Farklı ideolojik pozisyonlardaki bu altı siyasi parti bir masa etrafında bir araya gelmiş, otoriterleşme ve yolsuzluklar nedeniyle eleştirdikleri Orban ve partisi Fidesz’e karşı bir ittifak kurmuştu.
Seçim öncesi ittifak cephesinde bir ‘zafer havası’ vardı. Muhalefet blokunun ön seçimler yoluyla ortak aday gösterdiği eski belediye başkanı Peter Marki-Zay, rakibi Orban’a karşı tecrübesizdi ancak arkasına bir rüzgar almıştıve anketlere göre de Orban’ı yenebilecek tek adaydı.
Fakat sonuç, muhalefet için bir önceki seçimlerden bile daha ağır oldu.
3 Nisan 2022’de yapılan seçimlerde, 199 sandalyeli Macaristan parlamentosunda Orban’ın partisi Fidesz 135, aşırı muhafazakar, sağcı Peter Marki-Zay’ın başını çektiği “Macaristan için Birlik” 56 milletvekili kazandı. Seçimlerde aşırı sağcı “Bizim Yurdumuz” yüzde altı ile yedi sandalye kazanırken, azınlıklar için ayrılan kontenjanı da Orban yanlısı Alman azınlığı temsilcisi kazandı.
Seçimlere katılım oranını yüzde 70 olarak gerçekleştiği ülkede aşırı sağcı, göçmen karşıtı politikalarıyla bilinen Viktor Orban bir kez daha anayasayı değiştirmek için gerekli olan üçte iki çoğunluk sınırını geçmiş oldu.

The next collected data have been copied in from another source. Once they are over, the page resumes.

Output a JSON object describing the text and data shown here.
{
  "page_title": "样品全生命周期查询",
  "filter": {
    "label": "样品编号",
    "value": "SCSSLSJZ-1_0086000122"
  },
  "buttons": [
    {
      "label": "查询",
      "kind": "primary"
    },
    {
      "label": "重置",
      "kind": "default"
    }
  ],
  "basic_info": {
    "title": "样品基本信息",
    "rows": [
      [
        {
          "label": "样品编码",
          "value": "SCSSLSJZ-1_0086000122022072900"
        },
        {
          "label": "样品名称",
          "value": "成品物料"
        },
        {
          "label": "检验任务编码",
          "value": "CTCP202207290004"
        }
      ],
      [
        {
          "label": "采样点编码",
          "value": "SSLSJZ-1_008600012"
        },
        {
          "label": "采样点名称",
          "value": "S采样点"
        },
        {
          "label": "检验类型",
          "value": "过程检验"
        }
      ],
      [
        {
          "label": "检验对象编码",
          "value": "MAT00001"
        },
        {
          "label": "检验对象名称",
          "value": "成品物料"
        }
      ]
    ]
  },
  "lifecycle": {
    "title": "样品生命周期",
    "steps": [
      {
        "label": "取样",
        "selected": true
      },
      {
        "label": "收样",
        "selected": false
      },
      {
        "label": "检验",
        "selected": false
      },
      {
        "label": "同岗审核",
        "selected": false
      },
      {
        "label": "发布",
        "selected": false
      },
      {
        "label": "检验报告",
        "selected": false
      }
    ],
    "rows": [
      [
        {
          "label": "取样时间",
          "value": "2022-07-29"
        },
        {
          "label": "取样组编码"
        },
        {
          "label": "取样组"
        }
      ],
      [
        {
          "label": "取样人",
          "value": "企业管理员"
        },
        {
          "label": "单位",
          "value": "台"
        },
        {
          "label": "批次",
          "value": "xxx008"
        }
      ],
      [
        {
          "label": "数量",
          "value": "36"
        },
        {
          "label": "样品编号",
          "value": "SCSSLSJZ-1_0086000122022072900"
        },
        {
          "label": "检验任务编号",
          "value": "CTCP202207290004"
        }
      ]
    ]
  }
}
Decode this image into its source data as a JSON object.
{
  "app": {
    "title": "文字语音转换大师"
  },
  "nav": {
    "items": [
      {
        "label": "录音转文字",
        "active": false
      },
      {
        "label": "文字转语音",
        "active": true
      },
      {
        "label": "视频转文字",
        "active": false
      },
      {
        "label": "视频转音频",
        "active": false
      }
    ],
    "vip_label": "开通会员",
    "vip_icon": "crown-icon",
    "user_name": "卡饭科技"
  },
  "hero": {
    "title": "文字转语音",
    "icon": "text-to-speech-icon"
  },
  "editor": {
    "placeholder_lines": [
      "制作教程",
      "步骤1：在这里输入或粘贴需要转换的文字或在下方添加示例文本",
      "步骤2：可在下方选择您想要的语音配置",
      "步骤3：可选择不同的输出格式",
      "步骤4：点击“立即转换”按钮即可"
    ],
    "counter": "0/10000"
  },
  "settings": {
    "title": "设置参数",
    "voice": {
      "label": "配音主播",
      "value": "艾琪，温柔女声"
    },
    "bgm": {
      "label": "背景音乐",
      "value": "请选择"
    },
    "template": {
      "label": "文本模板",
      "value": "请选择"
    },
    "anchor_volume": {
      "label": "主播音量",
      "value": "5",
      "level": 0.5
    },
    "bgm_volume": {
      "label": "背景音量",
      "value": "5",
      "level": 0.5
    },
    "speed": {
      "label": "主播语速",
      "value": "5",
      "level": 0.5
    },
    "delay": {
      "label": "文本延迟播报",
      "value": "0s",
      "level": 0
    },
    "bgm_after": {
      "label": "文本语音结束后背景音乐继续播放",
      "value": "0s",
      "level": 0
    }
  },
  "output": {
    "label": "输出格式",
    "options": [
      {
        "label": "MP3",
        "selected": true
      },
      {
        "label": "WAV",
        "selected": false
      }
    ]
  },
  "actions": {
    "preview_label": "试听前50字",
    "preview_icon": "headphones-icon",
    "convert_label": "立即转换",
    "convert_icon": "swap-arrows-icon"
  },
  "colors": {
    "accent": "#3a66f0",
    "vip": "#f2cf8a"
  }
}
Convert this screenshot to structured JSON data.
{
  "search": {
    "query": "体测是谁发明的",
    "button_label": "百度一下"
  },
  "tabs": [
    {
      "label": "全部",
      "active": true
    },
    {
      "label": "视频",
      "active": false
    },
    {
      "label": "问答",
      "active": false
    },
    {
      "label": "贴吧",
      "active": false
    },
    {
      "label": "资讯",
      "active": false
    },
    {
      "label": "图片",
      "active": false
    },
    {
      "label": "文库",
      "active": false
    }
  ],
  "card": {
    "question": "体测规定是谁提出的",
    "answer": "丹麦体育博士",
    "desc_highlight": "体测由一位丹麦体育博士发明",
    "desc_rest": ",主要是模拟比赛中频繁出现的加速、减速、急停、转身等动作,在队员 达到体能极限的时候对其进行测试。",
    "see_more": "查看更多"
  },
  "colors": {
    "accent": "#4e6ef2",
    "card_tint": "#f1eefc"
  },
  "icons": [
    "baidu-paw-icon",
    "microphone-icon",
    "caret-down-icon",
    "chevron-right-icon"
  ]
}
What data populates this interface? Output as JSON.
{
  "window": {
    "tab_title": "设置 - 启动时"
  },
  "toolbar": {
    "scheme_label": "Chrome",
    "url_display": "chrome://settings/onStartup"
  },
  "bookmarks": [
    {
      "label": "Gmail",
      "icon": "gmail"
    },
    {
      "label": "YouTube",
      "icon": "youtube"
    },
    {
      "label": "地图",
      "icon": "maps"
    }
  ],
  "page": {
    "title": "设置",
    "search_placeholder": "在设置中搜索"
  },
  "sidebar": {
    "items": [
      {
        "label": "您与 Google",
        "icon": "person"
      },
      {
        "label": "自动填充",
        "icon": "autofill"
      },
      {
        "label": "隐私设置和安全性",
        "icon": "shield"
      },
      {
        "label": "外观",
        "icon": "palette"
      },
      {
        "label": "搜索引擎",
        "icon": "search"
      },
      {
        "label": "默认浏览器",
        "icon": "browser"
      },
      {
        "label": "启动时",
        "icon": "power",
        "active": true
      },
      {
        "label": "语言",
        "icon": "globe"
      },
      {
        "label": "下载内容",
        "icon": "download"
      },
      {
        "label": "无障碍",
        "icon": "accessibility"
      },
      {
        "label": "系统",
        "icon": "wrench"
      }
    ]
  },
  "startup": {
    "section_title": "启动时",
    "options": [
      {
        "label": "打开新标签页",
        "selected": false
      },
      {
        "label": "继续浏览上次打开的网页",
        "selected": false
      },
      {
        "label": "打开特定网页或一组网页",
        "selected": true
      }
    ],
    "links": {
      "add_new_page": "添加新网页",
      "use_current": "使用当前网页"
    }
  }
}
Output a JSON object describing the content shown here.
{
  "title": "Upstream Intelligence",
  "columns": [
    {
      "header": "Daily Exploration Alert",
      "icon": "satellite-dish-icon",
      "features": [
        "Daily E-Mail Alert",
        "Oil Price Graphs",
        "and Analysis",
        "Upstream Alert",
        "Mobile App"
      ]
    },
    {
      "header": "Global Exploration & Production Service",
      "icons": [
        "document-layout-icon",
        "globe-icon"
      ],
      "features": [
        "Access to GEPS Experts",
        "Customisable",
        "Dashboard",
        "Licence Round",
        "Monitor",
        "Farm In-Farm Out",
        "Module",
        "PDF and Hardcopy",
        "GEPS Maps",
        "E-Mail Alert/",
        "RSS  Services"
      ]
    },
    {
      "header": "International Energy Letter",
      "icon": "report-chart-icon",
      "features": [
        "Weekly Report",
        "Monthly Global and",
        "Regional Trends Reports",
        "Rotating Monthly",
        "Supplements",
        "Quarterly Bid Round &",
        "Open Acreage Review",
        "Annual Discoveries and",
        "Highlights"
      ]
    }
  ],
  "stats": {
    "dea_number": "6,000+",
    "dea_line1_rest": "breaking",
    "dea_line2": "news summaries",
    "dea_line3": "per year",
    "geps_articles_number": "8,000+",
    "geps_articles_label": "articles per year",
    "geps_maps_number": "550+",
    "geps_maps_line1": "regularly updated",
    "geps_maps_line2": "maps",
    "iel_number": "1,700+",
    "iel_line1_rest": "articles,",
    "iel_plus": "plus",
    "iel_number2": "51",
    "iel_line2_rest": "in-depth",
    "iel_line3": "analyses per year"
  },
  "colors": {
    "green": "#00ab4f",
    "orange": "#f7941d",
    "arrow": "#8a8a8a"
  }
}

Bunun nedenlerinden biri de, 2018 seçimlerinde yüzde 20 gibi yüksek oy oranına ulaşan radikal sağ ‘Jobbik’ partisinden Orban’a karşı kurulan ittifaka yeterince destek gelmemesi.
Farklı ideolojideki partilerle bir araya gelinmesi Jobbik içinde tartışmaları beraberinde getirmiş ve bu da partide bir kopuşa neden olmuştu. İttifaka katıldığı gerekçesiyle partiden ayrılan yeni bir radikal sağ parti, yüzde 5 barajını aşarak parlamentoya girmişti.
Peki muhalefet cephesinin birleşmesi neden seçimi kazanmaya yetmedi? Muhalefet nerede hata yapmıştı? Türkiye’deki ‘altılı masa’ya mesajı var mı? Bu soruları Peter Marki-Zay’a sorduk.
Macar halkı sizi neden desteklemedi, nerede yanlış yaptınız?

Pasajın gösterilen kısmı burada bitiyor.